Yeah, right. Sure, no problem. Off I go, with this string of assignments rattling around in my brain. Do I have it all straight? Sure I do! So why am I in trouble when three hours later I come back with exactly what she asked for: ice cream (gourmet select); and a chicken pot pie; and low calorie dog biscuits? Wasn’t that it? And why am I in trouble just because I stood at the drugstore counter and was completely unable to tell the clerk why I was there? Why am I in deep, deep trouble because it’s now so dark in the family room that you can’t see the family? I massaged your aching back, didn’t I? Got something right, didn’t I?

Too many details; too many expectations. Most of us live with multiplied demands. Most of us put up pressure on us from all sides. Some of us tolerate it very well, and never lose our cool. Others of us prefer to do one thing at a time and get it done before we start something else. For us, life is full of interruptions. It’s hard to stay on the path and just do what you planned to do.

A typical scene here in your church office. It’s Wednesday morning, and we’re getting started on the day. I’ve come in with a list of projects to discuss with our church secretary. I stand in front of her desk and launch into an explanation of some task: "Now notice that we are going to have to be very careful right here ... " The phone rings. I cool my heels while someone transacts a piece of business. The call is finished. "Okay, LoLinda, as I was saying, right here is a very tricky piece of typing ... " Somebody is at the door.
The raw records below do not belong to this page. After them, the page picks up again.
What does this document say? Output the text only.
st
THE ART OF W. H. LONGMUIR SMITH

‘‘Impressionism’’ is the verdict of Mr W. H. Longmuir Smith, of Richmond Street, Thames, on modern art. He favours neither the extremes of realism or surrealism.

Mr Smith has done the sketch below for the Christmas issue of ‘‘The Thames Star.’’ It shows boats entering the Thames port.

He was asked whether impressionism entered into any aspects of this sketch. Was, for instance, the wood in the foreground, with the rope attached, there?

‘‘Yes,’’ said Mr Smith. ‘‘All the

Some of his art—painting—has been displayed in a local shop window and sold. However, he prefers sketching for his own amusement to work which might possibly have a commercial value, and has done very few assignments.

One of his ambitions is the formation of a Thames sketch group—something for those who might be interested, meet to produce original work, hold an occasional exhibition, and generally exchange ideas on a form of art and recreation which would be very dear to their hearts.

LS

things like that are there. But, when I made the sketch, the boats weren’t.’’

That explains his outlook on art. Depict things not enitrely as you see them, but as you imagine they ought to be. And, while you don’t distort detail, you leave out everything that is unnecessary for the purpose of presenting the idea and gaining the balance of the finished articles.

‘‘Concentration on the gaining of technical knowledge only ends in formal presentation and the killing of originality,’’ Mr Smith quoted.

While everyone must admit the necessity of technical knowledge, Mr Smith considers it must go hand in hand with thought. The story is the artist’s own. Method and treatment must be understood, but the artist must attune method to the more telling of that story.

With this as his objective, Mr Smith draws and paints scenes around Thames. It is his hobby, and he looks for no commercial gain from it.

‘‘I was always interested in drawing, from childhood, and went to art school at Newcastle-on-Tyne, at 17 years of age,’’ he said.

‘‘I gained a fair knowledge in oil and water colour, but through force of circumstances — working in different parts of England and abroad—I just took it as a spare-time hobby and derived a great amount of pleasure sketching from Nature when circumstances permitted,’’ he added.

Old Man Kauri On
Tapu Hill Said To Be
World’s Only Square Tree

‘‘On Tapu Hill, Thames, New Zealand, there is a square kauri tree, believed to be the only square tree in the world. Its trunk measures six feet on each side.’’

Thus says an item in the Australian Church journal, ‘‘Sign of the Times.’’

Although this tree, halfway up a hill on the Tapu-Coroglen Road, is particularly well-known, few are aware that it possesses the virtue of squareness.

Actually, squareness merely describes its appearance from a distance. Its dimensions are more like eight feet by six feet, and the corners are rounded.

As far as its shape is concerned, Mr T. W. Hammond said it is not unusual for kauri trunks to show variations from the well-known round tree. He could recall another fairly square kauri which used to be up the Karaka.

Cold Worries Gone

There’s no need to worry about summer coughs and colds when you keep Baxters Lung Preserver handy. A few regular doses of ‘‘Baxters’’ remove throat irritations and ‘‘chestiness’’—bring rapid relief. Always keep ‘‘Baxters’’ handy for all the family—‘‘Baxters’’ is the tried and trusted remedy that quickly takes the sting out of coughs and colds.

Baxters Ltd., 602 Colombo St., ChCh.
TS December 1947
You come in, we exchange greetings, you wanted to ask me a couple of questions. Of course I stop and respond to those questions. Then, back to LoLinda: "Now, where was I? Oh, yes, right here in this document, notice how we have put in right at this place ... " There’s a bang on the back door, and the first wave of Wednesday Club guests have to be let in. By now I have forgotten what I was trying to say, and LoLinda has figured it out anyway. Interruptions. Hard to stay on the path and just do what you planned to do. Can you identify with that?
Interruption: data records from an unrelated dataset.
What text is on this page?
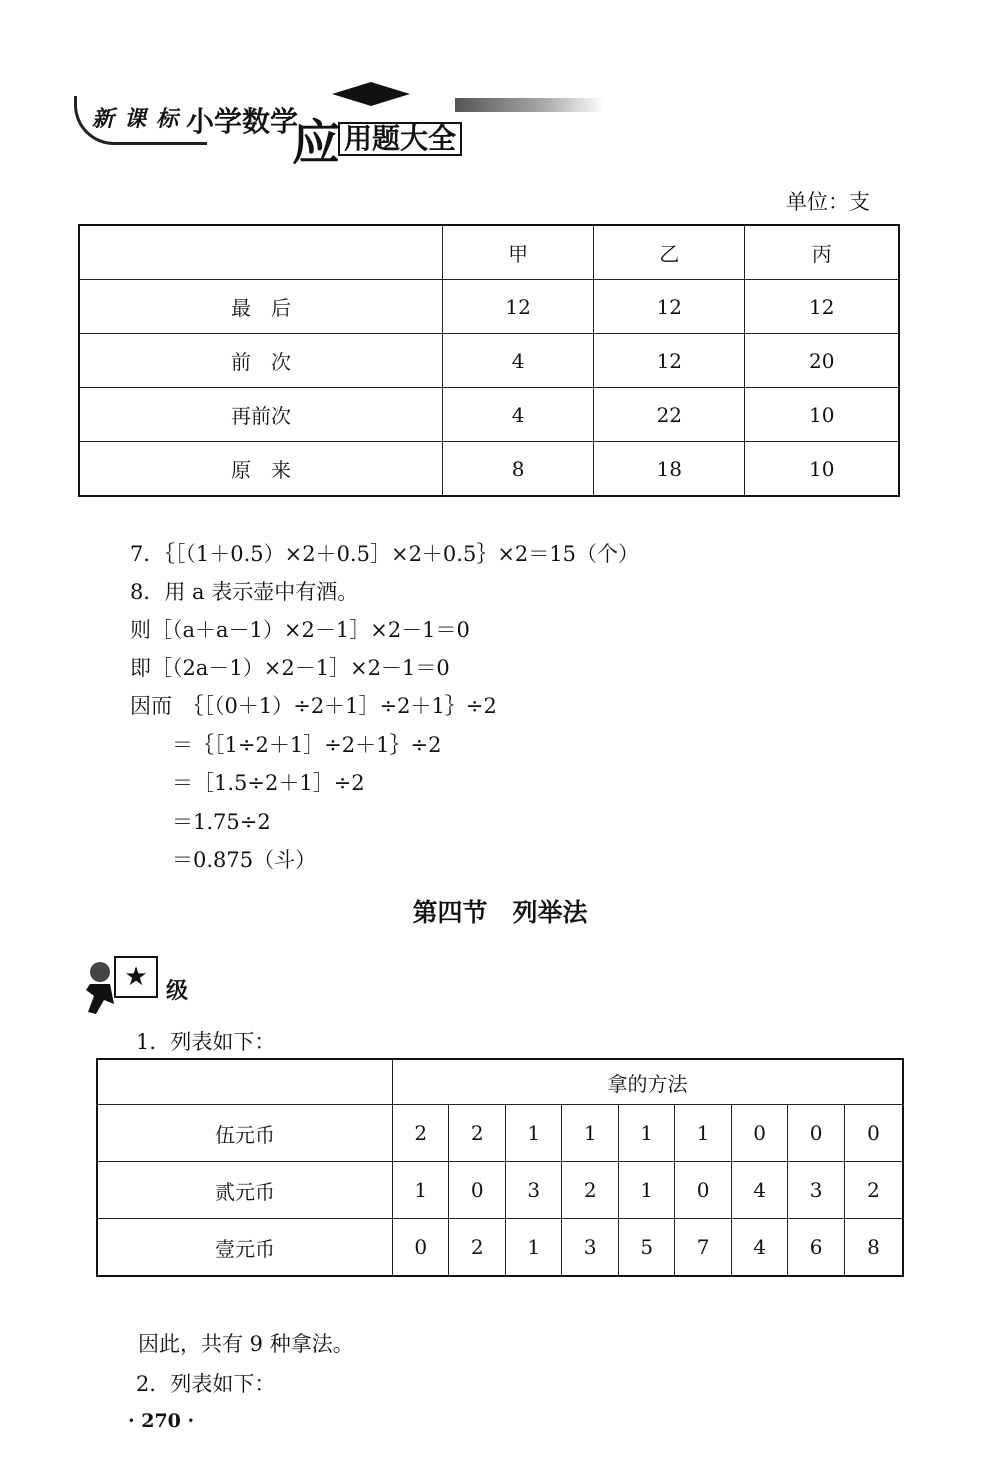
新课标
小学数学
应 用题大全
单位：支
	甲	乙	丙
最　后	12	12	12
前　次	4	12	20
再前次	4	22	10
原　来	8	18	10
7．｛［（1＋0.5）×2＋0.5］×2＋0.5｝×2＝15（个）
8．用 a 表示壶中有酒。
则［（a＋a－1）×2－1］×2－1＝0
即［（2a－1）×2－1］×2－1＝0
因而　｛［（0＋1）÷2＋1］÷2＋1｝÷2
　　＝｛［1÷2＋1］÷2＋1｝÷2
　　＝［1.5÷2＋1］÷2
　　＝1.75÷2
　　＝0.875（斗）
第四节　列举法
★ 级
1．列表如下：
	拿的方法								
伍元币	2	2	1	1	1	1	0	0	0
贰元币	1	0	3	2	1	0	4	3	2
壹元币	0	2	1	3	5	7	4	6	8
因此，共有 9 种拿法。
2．列表如下：
· 270 ·
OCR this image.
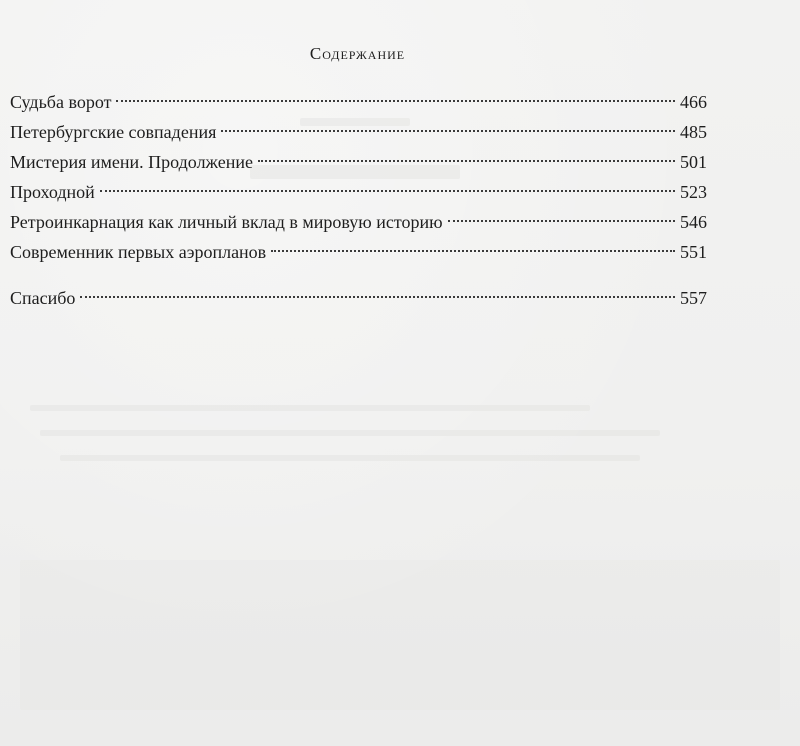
Содержание
Судьба ворот	466
Петербургские совпадения	485
Мистерия имени. Продолжение	501
Проходной	523
Ретроинкарнация как личный вклад в мировую историю	546
Современник первых аэропланов	551
Спасибо	557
There are two spiritual issues here. The spiritual issues of distraction and drain. Feeling distracted and feeling drained. When we feel pressure from those who want a piece of us, we feel distracted, diverted from what we think we really ought to be doing. And then we feel drained; responding to what others want us to do tires us out, drains us. But today I want to look at the positive side of all this. I want us to see how, if we are meeting human needs, there is another way to look at feeling distracted and drained.

One day Jesus was pursuing His mission. As we learned last week, he had been urged by Jairus, the prominent leader of the synagogue, to come and help Jairus’ twelve-year-old daughter, who was dying. We watched as Jesus responded to the passionate pleas of a father, willing to sacrifice his dignity, set aside his inhibitions, and just pray out his heart. Jesus was more than ready to respond; the agenda for His day had been set out clearly. He knew exactly what His plans for the day were.

But something interrupted Him. Someone moved to distract and drain Him.

On His way to Jairus’ house, Jesus was pulled aside. The crowds pressed in on Him. They wouldn’t leave Him alone. They wanted a piece of Him, right now. Not tomorrow, no, right now. In fact, no, not even right now; they want it yesterday! Scratch me where I itch. Massage me where I ache. Me. Now.